Recursos naturais com ênfase em óleo e gás, por causa da descoberta do pré-sal. Nos temos na IBM Research Division uma tradição enorme de desenvolvimento técnico respeitado internacionalmente na área de exploração de petróleo, cujo líder é um brasileiro, Ulisses Mello, que hoje é o diretor do laboratório.

A viabilidade técnica está garantida. A viabilidade de recursos humanos foi uma surpresa muito agradável para nós.

Você tem quantos pesquisadores?

A gente não divulga números locais.

É da ordem de dezenas, de centenas?

É da ordem de dezenas, muito perto da centena. No mundo, são 3.000.

Numa escala de 0 a 100, você diria que o incentivo a ciência e tecnologia no Brasil, como política científica, está em que nível?

Éramos 60 até 2004, 2005. Hoje estamos em 80. Por causa de duas coisas que evoluíram muito: a mudança do perfil da Finep, que adquiriu um racional um pouco mais bancário, e a mudança do perfil do BNDES que começou a enxergar ciência como negócio.

E o que falta para chegar ao 100?

Vamos pegar como exemplo como se incentiva a ciência nos Estados Unidos. A National Science Foundation convoca um número amplo de fabricantes e anuncia US$ 2 milhões para que eles façam o projeto de um hexaflop computer --uma máquina de altíssimo desempenho que ainda não existe.

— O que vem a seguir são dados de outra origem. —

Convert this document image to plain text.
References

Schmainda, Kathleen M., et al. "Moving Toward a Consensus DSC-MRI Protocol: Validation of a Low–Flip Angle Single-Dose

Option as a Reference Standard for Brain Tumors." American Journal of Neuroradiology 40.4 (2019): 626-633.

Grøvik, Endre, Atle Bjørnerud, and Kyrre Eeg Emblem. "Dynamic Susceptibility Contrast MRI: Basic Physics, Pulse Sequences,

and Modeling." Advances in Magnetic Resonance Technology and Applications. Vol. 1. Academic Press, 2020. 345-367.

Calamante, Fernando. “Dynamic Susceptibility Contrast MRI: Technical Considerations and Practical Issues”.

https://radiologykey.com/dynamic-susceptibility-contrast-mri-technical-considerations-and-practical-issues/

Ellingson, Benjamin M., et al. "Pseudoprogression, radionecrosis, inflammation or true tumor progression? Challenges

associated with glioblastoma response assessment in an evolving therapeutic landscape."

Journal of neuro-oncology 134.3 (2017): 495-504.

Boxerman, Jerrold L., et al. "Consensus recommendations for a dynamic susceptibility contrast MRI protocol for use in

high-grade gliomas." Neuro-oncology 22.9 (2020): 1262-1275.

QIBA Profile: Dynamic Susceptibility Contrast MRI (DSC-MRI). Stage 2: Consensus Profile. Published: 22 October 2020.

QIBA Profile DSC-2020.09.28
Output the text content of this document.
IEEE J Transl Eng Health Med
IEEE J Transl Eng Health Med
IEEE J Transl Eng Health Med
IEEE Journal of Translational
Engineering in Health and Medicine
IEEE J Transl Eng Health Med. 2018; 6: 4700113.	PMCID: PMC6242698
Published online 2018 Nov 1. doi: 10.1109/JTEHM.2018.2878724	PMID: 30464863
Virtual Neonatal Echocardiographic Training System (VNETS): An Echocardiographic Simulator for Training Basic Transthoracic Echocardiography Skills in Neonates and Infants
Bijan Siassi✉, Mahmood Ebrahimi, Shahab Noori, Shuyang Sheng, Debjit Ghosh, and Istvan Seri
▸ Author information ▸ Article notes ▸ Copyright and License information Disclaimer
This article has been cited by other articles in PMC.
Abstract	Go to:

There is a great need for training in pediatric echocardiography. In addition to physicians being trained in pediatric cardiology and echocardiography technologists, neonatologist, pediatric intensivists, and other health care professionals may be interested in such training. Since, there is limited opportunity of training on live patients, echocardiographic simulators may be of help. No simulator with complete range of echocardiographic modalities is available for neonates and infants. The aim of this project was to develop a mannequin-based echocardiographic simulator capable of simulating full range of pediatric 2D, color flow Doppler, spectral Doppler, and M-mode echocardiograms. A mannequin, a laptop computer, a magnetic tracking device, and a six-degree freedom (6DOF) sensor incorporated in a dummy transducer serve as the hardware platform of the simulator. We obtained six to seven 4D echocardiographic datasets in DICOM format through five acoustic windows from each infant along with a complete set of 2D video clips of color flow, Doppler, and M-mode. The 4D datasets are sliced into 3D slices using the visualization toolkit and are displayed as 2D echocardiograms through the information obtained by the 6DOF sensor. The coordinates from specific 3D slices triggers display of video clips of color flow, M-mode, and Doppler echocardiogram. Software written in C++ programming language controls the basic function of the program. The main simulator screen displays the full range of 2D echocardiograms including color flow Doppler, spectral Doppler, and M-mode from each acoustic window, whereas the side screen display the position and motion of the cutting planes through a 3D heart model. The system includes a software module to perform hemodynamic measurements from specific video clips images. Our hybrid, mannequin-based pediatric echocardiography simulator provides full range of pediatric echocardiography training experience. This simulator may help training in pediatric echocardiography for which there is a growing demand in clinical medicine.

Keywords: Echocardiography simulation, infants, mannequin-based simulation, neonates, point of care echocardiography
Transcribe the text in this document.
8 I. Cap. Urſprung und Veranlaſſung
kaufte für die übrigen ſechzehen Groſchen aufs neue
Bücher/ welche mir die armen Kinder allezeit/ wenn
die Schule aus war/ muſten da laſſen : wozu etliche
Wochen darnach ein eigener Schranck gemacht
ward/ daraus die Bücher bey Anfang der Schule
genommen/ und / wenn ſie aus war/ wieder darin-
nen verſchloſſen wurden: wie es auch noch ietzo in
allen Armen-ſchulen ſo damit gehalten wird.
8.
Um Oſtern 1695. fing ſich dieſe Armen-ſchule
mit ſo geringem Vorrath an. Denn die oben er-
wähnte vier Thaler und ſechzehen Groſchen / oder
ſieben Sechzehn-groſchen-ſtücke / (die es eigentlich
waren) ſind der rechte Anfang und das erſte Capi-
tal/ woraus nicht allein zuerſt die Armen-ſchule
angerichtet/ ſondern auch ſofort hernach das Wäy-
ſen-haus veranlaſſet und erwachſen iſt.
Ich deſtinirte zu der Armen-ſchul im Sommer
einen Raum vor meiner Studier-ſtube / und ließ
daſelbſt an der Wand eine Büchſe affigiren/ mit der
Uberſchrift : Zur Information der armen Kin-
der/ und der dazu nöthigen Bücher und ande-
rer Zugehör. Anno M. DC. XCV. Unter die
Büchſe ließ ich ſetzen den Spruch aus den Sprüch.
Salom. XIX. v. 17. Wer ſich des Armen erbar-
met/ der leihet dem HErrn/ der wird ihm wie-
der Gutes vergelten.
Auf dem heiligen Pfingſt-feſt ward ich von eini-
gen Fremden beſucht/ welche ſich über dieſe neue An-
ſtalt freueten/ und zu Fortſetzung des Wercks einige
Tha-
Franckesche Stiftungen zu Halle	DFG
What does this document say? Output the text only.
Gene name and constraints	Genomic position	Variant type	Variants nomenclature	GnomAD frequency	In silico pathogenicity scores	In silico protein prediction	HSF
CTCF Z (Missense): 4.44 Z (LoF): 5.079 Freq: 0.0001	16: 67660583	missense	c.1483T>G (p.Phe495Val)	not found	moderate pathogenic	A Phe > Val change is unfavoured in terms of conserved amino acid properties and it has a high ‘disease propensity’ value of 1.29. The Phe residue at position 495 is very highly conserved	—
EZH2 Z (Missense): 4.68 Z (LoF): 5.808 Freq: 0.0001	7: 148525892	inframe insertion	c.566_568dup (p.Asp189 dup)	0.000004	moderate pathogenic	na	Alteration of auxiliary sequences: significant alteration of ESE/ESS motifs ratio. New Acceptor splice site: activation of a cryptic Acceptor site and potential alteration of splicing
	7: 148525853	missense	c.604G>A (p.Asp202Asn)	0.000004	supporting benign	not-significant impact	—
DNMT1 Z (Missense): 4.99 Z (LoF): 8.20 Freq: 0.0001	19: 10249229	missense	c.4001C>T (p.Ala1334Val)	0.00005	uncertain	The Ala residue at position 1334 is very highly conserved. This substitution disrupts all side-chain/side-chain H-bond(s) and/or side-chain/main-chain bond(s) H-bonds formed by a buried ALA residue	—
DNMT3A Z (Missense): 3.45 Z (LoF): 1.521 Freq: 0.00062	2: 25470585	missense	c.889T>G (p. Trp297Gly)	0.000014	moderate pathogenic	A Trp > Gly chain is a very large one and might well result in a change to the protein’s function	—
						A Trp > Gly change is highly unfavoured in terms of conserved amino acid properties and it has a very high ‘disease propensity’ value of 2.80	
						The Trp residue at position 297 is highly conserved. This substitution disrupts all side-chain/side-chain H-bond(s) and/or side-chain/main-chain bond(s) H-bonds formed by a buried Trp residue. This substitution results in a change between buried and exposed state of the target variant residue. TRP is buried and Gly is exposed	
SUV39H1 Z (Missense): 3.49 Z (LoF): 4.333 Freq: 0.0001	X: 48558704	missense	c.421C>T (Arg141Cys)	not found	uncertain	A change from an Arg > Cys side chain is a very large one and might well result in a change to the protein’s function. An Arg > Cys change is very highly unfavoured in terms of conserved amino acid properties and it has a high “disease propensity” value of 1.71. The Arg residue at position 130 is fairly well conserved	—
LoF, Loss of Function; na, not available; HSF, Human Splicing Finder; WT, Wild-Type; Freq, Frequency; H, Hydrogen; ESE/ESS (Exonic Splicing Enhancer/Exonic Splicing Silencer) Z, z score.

Convoca empresas, cientistas, universidades.

Avisam que, ao final de um ano, vão selecionar os seis melhores projetos. Para estes, ela dá US$ 3 milhões para quem construam um protótipo, no prazo de três anos, e avisa que só os dois melhores continuarão na corrida. E aqui o povo se mata nesses três anos para produzir o melhor protótipo. Dependendo do que os dois melhores fizeram, a fundação dá agora US$ 10 milhões para que cada um coloque o protótipo em operação e o submeta aos critérios de performance da lista das 500 maiores indústrias.

Veja que não é uma corrida de 100 metros rasos, é maratona. Gastaram-se já mais de US$ 40 milhões, no mínimo sete anos, já saiu do limite de um governo. Mas eu não consigo fazer um avanço desse tipo nem mais rápido, nem mais barato.

Esse é o modelo que eu acho que, no final, draga o avanço científico.

Alguém no Brasil faz isso?

Quem fez foi o Ministério da Aeronáutica na montagem da Embraer. Até porque, cá entre nós, para construir avião não dá para ser diferente. Você não faz um projeto de 6 meses.

Planejamento e continuidade são duas condições para esse modelo. Mas você enfatizou também a competição. Ela é um dos fatores que leva ao sucesso no desenvolvimento científico?

Ah, leva sim.

E faz parte da cultura científica brasileira?

Da ciência como negocio, sim. Da ciência como doutrina, não.